The Nightingale

Nel grande museo di Evergreena, dove i dipinti respiravano al chiaro di luna, viveva Elara, una curatrice con un cuore per le melodie dimenticate. L'imperatore, sovrano dei regni dipinti, possedeva un dolore così profondo da silenziare i colori del suo regno. Solo il leggendario Usignolo, intrappolato in una gabbia dorata di vanità, deteneva la cura, ma il suo canto era perduto per il mondo.

"La gabbia dell'Usignolo... è vuota," ansimò Elara, con il fiato mozzo. Il vecchio custode, Silas, si avvicinò strascicando i piedi, con gli occhi scintillanti. "Sì, ragazza. È fuggita. Ma ascolta bene. Dicono che il vento porti gli echi del suo canto."

"Il dolore dell'Imperatore oscura ogni tela," disse Elara, la sua voce intrisa di preoccupazione mentre aggiustava la lanterna. Silas annuì cupamente. "Sì, un cuore pesante può avvelenare il mondo più bello. Solo la melodia dell'Usignolo può rompere l'incantesimo."

Elara ricordò un vecchio passaggio: "Dove la luna dipinge d'argento, il sentiero appare". Afferrò il mantello. "Devo trovarla, Silas. Seguirò il chiaro di luna nei Boschi Sussurranti."

Nelle profondità della foresta dipinta, una voce echeggiò, dolce e seducente. "Smarrito, piccolo curatore? Posso guidarti all'Usignolo, per un prezzo..."

«Un prezzo?» chiese Elara, stringendo più forte la sua lanterna. La figura ridacchiò. «Solo un gingillo. Quel piccolo uccellino d’oro che indossi… mi canta.»

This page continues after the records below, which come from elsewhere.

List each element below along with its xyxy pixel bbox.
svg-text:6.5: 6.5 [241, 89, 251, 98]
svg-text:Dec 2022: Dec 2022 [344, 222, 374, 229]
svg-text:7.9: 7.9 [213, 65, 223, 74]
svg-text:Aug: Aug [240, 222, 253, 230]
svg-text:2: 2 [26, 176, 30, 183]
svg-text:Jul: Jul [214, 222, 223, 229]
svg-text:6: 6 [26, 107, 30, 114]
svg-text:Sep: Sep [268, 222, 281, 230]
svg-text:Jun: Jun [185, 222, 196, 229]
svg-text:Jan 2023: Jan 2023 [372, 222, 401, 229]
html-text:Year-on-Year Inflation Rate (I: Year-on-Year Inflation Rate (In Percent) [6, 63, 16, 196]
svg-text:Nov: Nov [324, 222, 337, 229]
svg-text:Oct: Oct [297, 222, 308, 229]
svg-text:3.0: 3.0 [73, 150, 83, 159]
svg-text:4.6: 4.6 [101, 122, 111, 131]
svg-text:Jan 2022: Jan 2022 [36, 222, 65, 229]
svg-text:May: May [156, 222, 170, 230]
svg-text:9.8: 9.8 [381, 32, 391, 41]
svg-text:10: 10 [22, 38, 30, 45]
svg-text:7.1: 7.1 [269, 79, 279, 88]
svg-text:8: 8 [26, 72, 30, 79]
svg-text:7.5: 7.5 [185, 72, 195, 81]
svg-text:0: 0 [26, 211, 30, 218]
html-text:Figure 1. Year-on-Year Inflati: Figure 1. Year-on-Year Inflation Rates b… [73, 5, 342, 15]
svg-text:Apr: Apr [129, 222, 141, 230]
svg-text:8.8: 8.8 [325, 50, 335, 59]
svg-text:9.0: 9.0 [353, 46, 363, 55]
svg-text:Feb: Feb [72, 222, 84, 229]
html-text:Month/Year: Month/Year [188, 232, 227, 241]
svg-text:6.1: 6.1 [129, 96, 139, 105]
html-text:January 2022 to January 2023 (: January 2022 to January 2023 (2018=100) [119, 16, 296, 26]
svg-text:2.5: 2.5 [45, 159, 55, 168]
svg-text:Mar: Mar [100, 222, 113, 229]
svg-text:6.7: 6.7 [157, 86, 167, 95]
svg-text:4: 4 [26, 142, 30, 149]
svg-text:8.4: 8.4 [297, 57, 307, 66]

Elara esitò. "Quell'uccello... era di mia nonna," sussurrò, la voce tremante. "Ma come disse Albert Einstein, 'Il mondo è un posto pericoloso in cui vivere; non a causa delle persone malvagie, ma a causa delle persone che non fanno nulla al riguardo.' Non lascerò che il mondo dell'Imperatore appassisca." Si sfilò la spilla.

Mentre Elara offriva la spilla, la figura si dissolse in nebbia. Un vero usignolo, piccolo e marrone, svolazzò giù da un ramo. "Non oro, piccola curatrice," cinguettò, la sua voce chiara come un ruscello di montagna. "Ma coraggio. Questa è la canzone che l'Imperatore ha bisogno di sentire."

Tornando al ritratto dell'Imperatore, il canto dell'Usignolo riempiva il regno dipinto. I colori sbocciavano su ogni tela. L'Imperatore sorrise.

E così, il museo di Evergreena cantò ancora una volta. Elara capì allora che la vera bellezza non risiedeva nelle gabbie dorate o nei ninnoli d'oro, ma nel coraggio di scegliere la gentilezza. L'imperatore ora era libero.